DELLE SEI CITTÀ principali, quelle in bilico appaiono due: Taipei e Taoyuan. Se uno dei due principali partiti dovesse conquistare entrambe potrebbe rivendicare il successo pieno. A Taoyuan, il Dpp ha dovuto peraltro cambiare candidato in corsa dopo che il prescelto è stato accusato di aver copiato la tesi di laurea. Tainan e Kaohsiung sembrano destinate al Dpp, mentre Nuova Taipei e Taichung al Gmd. Proprio da queste ultime due città potrebbe uscire il ticket nazionalista per il 2024 coi due sindaci a caccia di conferma Hou Yu-hi e Lu Shiow-yen.

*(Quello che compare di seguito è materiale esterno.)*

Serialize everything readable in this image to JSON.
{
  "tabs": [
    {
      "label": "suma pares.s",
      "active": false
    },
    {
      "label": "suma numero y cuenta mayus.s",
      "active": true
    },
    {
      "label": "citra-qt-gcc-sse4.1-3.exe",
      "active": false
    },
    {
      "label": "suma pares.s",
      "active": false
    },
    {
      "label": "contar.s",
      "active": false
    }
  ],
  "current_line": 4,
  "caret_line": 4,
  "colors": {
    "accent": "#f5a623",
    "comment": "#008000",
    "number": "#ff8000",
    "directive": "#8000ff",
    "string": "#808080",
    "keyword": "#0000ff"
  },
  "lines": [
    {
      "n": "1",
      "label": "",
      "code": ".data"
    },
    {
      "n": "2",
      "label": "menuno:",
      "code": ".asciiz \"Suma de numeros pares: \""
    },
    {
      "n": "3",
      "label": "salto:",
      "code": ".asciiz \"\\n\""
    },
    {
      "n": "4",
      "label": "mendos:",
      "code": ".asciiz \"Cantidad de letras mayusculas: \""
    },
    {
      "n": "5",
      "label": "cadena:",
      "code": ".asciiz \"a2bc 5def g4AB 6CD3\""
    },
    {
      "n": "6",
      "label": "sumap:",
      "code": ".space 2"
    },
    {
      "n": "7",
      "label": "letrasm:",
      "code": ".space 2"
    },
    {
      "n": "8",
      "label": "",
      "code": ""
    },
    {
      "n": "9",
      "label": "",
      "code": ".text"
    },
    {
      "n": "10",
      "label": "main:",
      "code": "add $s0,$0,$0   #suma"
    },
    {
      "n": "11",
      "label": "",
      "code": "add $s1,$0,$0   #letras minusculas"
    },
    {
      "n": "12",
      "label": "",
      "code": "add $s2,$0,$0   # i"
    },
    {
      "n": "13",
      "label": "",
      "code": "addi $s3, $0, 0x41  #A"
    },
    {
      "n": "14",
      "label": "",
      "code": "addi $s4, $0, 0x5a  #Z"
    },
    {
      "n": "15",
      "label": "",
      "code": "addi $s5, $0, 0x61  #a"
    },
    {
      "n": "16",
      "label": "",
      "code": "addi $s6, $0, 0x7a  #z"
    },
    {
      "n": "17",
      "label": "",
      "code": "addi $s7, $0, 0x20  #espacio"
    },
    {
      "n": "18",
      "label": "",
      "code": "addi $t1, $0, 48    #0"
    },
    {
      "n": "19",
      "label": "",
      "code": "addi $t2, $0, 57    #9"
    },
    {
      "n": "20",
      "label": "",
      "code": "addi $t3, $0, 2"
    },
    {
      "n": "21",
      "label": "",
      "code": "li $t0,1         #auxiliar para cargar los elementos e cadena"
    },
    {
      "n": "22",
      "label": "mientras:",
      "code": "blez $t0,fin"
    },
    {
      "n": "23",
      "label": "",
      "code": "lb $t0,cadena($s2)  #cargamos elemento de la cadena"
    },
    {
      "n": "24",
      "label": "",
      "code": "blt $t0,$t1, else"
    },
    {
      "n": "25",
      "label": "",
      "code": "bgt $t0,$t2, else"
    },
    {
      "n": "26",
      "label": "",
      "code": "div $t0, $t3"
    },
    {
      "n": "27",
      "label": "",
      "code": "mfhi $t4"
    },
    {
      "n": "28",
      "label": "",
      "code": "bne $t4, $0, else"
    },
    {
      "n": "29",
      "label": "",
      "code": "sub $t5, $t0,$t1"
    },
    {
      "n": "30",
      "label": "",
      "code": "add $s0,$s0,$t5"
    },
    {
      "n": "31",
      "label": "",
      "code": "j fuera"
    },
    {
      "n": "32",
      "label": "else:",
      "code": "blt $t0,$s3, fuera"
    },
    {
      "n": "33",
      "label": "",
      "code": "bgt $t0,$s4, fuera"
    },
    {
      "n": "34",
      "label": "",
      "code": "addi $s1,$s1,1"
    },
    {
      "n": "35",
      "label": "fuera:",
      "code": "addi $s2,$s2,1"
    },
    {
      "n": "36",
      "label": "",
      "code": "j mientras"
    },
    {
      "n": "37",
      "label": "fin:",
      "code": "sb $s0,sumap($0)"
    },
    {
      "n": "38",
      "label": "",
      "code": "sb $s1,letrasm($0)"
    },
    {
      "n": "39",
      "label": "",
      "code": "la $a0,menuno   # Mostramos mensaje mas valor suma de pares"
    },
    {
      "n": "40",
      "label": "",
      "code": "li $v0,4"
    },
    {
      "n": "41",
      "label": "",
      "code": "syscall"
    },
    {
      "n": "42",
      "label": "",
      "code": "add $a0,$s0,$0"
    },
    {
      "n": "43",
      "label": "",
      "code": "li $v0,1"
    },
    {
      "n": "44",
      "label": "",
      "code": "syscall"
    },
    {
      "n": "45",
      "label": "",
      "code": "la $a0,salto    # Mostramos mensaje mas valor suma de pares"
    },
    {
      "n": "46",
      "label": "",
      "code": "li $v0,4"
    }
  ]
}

Più difficile il ritorno di Terry Gou, il patron della Foxconn danneggiato dalle proteste di Zhengzhou.

DALL’ESITO DEL VOTO, le due superpotenze potrebbero cogliere insegnamenti sbagliati. Nel 2018, dopo il trionfo del Gmd, Xi Jinping mostrò i muscoli convinto che i taiwanesi avessero dato un segnale di sfiducia sulla linea intrastretto di Tsai. Fu un errore che spianò la strada alla vittoria del Dpp alle presidenziali del 2020. Più Pechino mostra i muscoli e più semplice per il Dpp virare il voto su questioni identitarie. Per il 2024 il partito di maggioranza pare destinato a candidare William Lai, vicepresidente dal passato (molto) radicale. Nome che potrebbe convincere Pechino che si è oltrepassato il punto di non ritorno dal punto di vista del dialogo politico con Taipei. Non a caso il Gmd sta provando a riaccreditarsi anche presso Washington come unica scelta possibile per riportare stabilità. «Scegliete la pace», ha scritto su Facebook l’ex presidente Ma. Non è raro sentirsi dire da elettori del Dpp che nel 2024 potrebbero considerare di votare per il Gmd, se trovasse un candidato presentabile da contrapporre a Lai. È però difficile pensare che anche con l’eventuale ritorno del Gmd le lancette possano tornare al 2015 e al vertice di Singapore. Nel frattempo, la Cina è cambiata. Forse più di Taiwan, se davvero il pronipote di Chiang dovesse diventare sindaco di Taipei.